Ever been subjected to a bitter pint in Prague?
Most bottled beer in the country comes with a born-on date to ensure freshness, but researchers from Prague’s Research Institute of Brewing and Malting recently unearthed a trio of bottles dating back to the WWI era.
Yes, of course Prague has a Research Institute of Brewing and Malting (www.beerresearch.cz), the only facility of its kind in the Czech Republic.
The three bottles were located covered in dust at the old Raven Trading brewery in Záhlinice, which is currently undergoing reconstruction.
You might be wondering how a scientific institute analyzes beer. The best way to research beer, as many Prague residents already know, is to taste it firsthand. And that’s exactly what the researchers did.

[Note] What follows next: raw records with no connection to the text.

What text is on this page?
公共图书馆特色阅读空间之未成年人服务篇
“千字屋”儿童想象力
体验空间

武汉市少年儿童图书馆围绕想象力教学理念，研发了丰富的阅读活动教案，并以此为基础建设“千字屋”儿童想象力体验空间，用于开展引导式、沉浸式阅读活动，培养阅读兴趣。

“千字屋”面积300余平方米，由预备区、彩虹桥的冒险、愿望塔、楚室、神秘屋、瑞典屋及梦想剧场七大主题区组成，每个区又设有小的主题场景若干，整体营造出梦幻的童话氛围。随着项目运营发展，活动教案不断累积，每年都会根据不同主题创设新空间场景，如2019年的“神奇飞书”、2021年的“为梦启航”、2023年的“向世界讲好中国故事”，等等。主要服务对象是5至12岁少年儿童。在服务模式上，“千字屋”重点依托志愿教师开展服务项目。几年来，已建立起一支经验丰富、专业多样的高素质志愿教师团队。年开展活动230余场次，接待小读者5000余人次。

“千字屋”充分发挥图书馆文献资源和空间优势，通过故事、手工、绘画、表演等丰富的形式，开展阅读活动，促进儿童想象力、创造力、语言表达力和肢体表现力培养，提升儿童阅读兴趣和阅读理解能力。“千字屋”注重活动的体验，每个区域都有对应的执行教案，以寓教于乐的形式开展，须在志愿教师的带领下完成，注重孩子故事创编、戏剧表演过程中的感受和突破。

How were the 100-year-old brews?
A bottle of 10.3° Plato was noted to have “sulfuric and fecal off-flavors” by the researchers, but the other two bottles fared better.
A 7.6° was “dark and very acidic, resembling Lambic,” while “sweetness, honey and fruity off-flavors” were detected in the final 10.4°.
All three beers were estimated to be lager-type brews, with the research possible thanks to good storage conditions.
Their report was submitted to the scientific Journal of Agricultural and Food Chemistry, and published online earlier this month.
UK tabloid The Daily Mail picked up on the researcher’s findings yesterday.